Increase in number of women turning to prostitution blamed on recession
The ongoing effects of the recession and cutbacks to student support have been cited as reasons behind a rise in the number of women turning to sex work to make ends meet.
George Lewis, co-chairman of Scotpep, a campaign group supporting sex workers, told the Evening News: “Recently we have heard more stories of people – women and men – entering the industry and perhaps some of them have been compelled by economic circumstances. This may not just be down to the recession, but also the reductions in student funding and support.”
His views were echoed by Jan MacLeod, chair of the Women’s Support Network, who said that, while many sex workers were often people who had suffered from abuse or a difficult childhood and had turned to drugs as a coping mechanism, more “women suffering financial hardships” had been contacting prostitution support centres for help because they were struggling to pay their bills.
She fears more breadline women will be forced on to the game unless radical steps are taken to outlaw prostitution.
She said: “Changing attitudes towards the role of the buyer in the chain of the sex industry is crucial.

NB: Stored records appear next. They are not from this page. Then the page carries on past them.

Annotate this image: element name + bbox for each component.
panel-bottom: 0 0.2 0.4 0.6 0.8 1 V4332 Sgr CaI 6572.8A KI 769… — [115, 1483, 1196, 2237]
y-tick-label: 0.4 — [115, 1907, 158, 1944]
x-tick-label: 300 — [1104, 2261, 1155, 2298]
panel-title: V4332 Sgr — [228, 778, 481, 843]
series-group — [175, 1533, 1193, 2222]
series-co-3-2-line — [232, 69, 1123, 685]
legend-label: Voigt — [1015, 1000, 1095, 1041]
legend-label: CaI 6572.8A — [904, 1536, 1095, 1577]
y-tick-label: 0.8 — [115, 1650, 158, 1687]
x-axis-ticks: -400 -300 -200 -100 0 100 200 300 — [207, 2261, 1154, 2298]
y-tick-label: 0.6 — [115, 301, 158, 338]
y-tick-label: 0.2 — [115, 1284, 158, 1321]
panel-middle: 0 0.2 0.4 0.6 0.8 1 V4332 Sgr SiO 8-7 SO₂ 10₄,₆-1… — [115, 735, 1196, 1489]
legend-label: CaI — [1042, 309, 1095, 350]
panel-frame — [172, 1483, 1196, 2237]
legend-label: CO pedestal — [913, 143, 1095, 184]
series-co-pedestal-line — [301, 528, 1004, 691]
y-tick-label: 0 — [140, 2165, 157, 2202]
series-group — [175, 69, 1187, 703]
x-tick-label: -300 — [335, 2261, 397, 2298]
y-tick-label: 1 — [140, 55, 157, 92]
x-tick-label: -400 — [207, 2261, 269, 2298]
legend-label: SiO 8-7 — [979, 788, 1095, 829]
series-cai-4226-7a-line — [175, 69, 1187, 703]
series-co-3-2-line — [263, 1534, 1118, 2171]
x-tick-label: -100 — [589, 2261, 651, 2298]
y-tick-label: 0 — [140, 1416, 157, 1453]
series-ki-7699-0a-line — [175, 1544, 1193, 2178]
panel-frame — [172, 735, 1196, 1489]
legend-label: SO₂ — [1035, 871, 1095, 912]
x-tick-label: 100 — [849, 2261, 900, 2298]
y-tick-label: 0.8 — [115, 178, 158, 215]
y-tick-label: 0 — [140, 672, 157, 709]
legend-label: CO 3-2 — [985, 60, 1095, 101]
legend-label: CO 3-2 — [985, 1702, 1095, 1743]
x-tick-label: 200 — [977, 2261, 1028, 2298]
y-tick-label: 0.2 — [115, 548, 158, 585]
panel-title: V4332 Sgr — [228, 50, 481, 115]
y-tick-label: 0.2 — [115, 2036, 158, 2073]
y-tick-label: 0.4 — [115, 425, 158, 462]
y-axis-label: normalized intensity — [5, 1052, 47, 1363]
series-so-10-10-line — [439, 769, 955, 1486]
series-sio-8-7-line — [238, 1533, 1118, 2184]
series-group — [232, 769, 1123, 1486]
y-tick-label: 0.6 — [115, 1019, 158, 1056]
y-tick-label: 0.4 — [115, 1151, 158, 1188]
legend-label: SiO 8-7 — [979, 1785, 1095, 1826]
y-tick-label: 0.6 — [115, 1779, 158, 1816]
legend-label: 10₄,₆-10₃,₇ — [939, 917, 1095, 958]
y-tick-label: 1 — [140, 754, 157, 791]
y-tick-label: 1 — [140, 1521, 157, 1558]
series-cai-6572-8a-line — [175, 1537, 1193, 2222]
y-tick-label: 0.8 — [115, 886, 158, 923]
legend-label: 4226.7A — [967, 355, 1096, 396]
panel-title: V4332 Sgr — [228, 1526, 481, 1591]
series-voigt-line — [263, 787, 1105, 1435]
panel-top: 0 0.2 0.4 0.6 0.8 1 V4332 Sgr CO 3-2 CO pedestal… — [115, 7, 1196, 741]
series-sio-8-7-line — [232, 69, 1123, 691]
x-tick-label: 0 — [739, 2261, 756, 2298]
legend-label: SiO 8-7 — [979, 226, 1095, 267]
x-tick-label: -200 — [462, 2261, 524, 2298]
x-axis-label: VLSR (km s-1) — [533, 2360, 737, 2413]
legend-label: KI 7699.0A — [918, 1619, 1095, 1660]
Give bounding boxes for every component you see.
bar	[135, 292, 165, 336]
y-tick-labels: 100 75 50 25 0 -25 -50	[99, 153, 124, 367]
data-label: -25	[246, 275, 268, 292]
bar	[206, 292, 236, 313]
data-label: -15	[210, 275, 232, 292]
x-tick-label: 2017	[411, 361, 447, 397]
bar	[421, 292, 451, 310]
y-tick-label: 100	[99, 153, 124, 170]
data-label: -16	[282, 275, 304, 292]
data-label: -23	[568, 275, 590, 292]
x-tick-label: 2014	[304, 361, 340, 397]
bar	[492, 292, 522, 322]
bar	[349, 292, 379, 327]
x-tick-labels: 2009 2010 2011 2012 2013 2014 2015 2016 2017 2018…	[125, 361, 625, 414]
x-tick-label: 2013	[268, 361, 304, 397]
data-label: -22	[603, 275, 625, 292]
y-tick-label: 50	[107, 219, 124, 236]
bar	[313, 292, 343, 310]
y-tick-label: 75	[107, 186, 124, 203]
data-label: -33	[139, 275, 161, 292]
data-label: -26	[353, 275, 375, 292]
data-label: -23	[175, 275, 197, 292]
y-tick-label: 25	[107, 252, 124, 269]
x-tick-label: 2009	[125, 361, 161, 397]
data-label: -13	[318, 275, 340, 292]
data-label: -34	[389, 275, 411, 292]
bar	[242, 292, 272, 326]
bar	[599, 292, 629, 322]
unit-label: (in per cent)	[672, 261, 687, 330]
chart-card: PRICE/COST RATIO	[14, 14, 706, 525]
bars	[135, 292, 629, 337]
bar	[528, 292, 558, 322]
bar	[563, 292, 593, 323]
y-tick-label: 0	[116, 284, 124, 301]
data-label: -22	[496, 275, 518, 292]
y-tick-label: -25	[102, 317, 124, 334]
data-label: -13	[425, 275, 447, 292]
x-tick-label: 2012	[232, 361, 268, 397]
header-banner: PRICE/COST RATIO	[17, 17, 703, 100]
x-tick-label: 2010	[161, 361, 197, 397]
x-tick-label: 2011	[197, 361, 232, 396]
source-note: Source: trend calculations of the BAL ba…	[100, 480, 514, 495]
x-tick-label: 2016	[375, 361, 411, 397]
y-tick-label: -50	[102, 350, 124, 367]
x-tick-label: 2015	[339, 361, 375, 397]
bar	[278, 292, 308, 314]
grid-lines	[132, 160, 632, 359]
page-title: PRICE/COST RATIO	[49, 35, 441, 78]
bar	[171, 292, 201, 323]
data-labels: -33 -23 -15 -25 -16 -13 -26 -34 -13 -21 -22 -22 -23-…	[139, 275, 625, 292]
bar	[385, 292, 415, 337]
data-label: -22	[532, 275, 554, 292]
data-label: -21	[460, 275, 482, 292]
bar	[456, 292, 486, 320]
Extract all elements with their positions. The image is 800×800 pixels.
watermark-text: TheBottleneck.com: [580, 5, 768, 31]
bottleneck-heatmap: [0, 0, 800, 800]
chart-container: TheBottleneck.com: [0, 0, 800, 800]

No-one is saying it will bring an end to prostitution altogether, but it will make buyers see it is not a victimless action, and help to ensure people who are vulnerable and disadvantaged are protected from predators, criminals and traffickers.” She urged supporters to write to the Scottish Government over a proposal for a Bill to make it an offence to purchase sex.
Across Edinburgh’s red light district, women sell sex on the street for as little as £30. Some women falling into the poverty trap opt to ply their illicit trade this way, while others sell sex via brothels.
Anne Brown, chairperson of Angus Women’s Aid, claimed that, whatever way the sex is sold, there has also been a recent rise in the number of women being forced into prostitution by their partners.
She said: “More and more women are being forced into prostitution through domestic abuse. Nobody chooses to resort to prostitution. We have never worked with a woman who has seen it as a choice.”
MSP Rhoda Grant, who is currently consulting on the Bill, said: “Most of the evidence we have of those who say they are working as prostitutes out of choice are really there because of poverty. They say it’s of their own free will, but it’s not – it’s about survival. If demand fell then this wouldn’t be an avenue people would go down.”
A recent attempt to have the licences of twelve saunas in Edinburgh revoked was unsuccessful, with Cllr Gavin Barrie saying those who had objected had not provided enough evidence sex was for sale on the premises. However, many argue that the authorities are simply turning a blind eye.
The closing date for responses to the consultation on the criminalisation of the purchase of sex Bill is December 14.